During that era, most local clubs were affiliated with DC Road Runners (DCRRC) as an umbrella group, and the RCRC was no exception. Each club conducted one of DCRRC’s low-key races, and as a result, George ended up directing the DCRRC Langley 8K for nine years. This led George to join DCRRC in 1983, where he scored its Bunion Derby series using a typewriter instead of a computer and spreadsheet program. This data collection experience led him to become the DCRRC Historian and the USATF record keeper for DC.
Banker started writing about running when he was sent to the 2000 Olympic Trials to cover it for an Army publication. He then wrote a running column for the Journal newspapers.
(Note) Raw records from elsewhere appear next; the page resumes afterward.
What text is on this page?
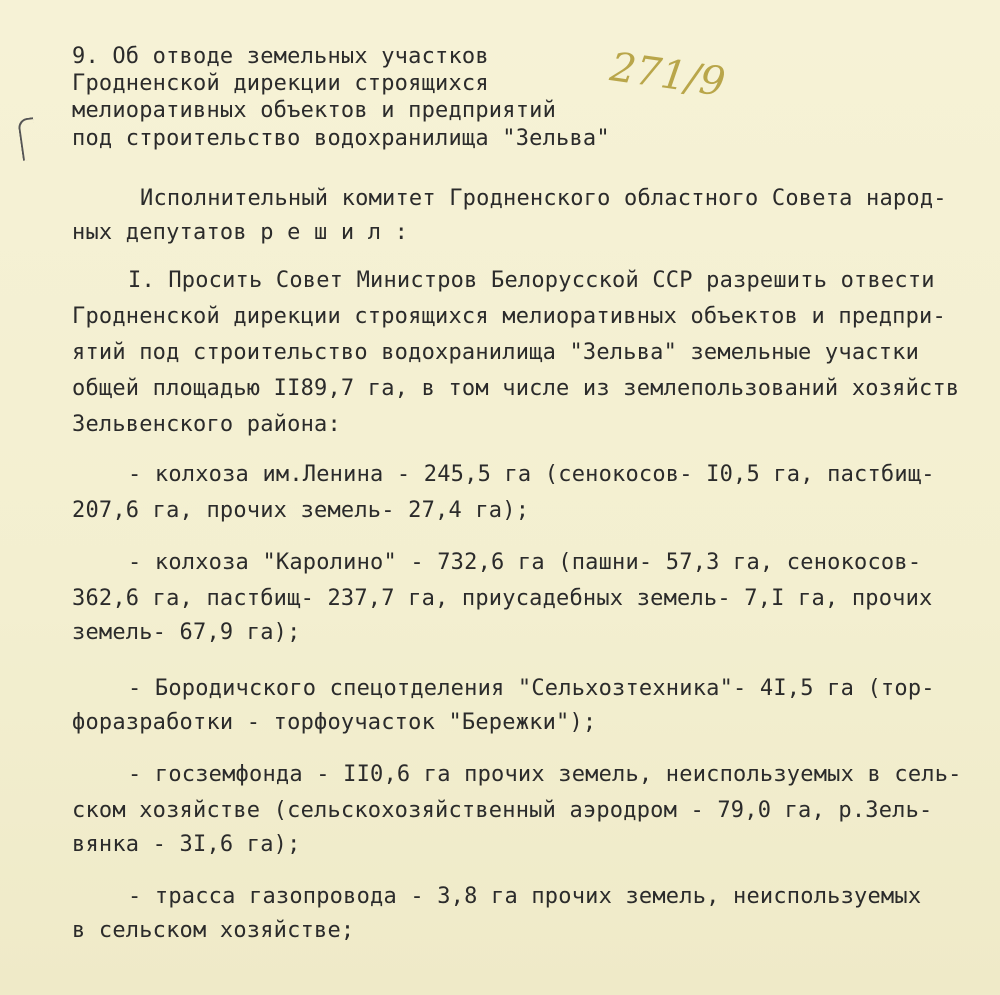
9. Об отводе земельных участков
Гродненской дирекции строящихся
мелиоративных объектов и предприятий
под строительство водохранилища "Зельва"
271/9
Исполнительный комитет Гродненского областного Совета народ-
ных депутатов р е ш и л :
I. Просить Совет Министров Белорусской ССР разрешить отвести
Гродненской дирекции строящихся мелиоративных объектов и предпри-
ятий под строительство водохранилища "Зельва" земельные участки
общей площадью II89,7 га, в том числе из землепользований хозяйств
Зельвенского района:
- колхоза им.Ленина - 245,5 га (сенокосов- I0,5 га, пастбищ-
207,6 га, прочих земель- 27,4 га);
- колхоза "Каролино" - 732,6 га (пашни- 57,3 га, сенокосов-
362,6 га, пастбищ- 237,7 га, приусадебных земель- 7,I га, прочих
земель- 67,9 га);
- Бородичского спецотделения "Сельхозтехника"- 4I,5 га (тор-
форазработки - торфоучасток "Бережки");
- госземфонда - II0,6 га прочих земель, неиспользуемых в сель-
ском хозяйстве (сельскохозяйственный аэродром - 79,0 га, р.Зель-
вянка - 3I,6 га);
- трасса газопровода - 3,8 га прочих земель, неиспользуемых
в сельском хозяйстве;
Last year, Banker published The Marine Corps Marathon: A Running Tradition, a book on the history of that race. Banker got the idea of the book in 2000, when his cousin who was starting a book publishing company asked him if he had any book ideas. Banker is no stranger to the race, as he ran his first MCM in 1983 and grew up living on the Quantico Marine Base. His father served in the Corps for 24 years and his stepfather for 30 years.
At Banker’s request, the MCM issued a press release asking for interesting MCM stories. Banker then interviewed 100 people for the book, and had to track various interviewees down from around the country. Banker explained that “Every race has its own soul,” and that he wanted to write the book because the MCM’s soul was obscured by the change in race administrations every two years, as Marines were rotated to other assignments. However, in recent years, the MCM now has a permanent civilian staff.
Banker found he enjoyed race management more than his traditional day jobs. So, in 2003, he joined the Army 10 Miler as its Operation Manager. He has also directed the DCRRC Washington Birthday Marathon Relay from 1989-99, and served on the race committee of a number of local races including: the Jingle Bell Run for Arthritis, the GW Parkway 15K, the MS Half Marathon, the Sallie Mae 10K, Lawyers Have Heart 10K, Navy 5 Miler, PVI Runfest, and Cherry Blossom 10 Miler.
Banker’s personal bests include a 3:04:32 marathon, a 1:22:40 half marathon, and a 37:42 10K.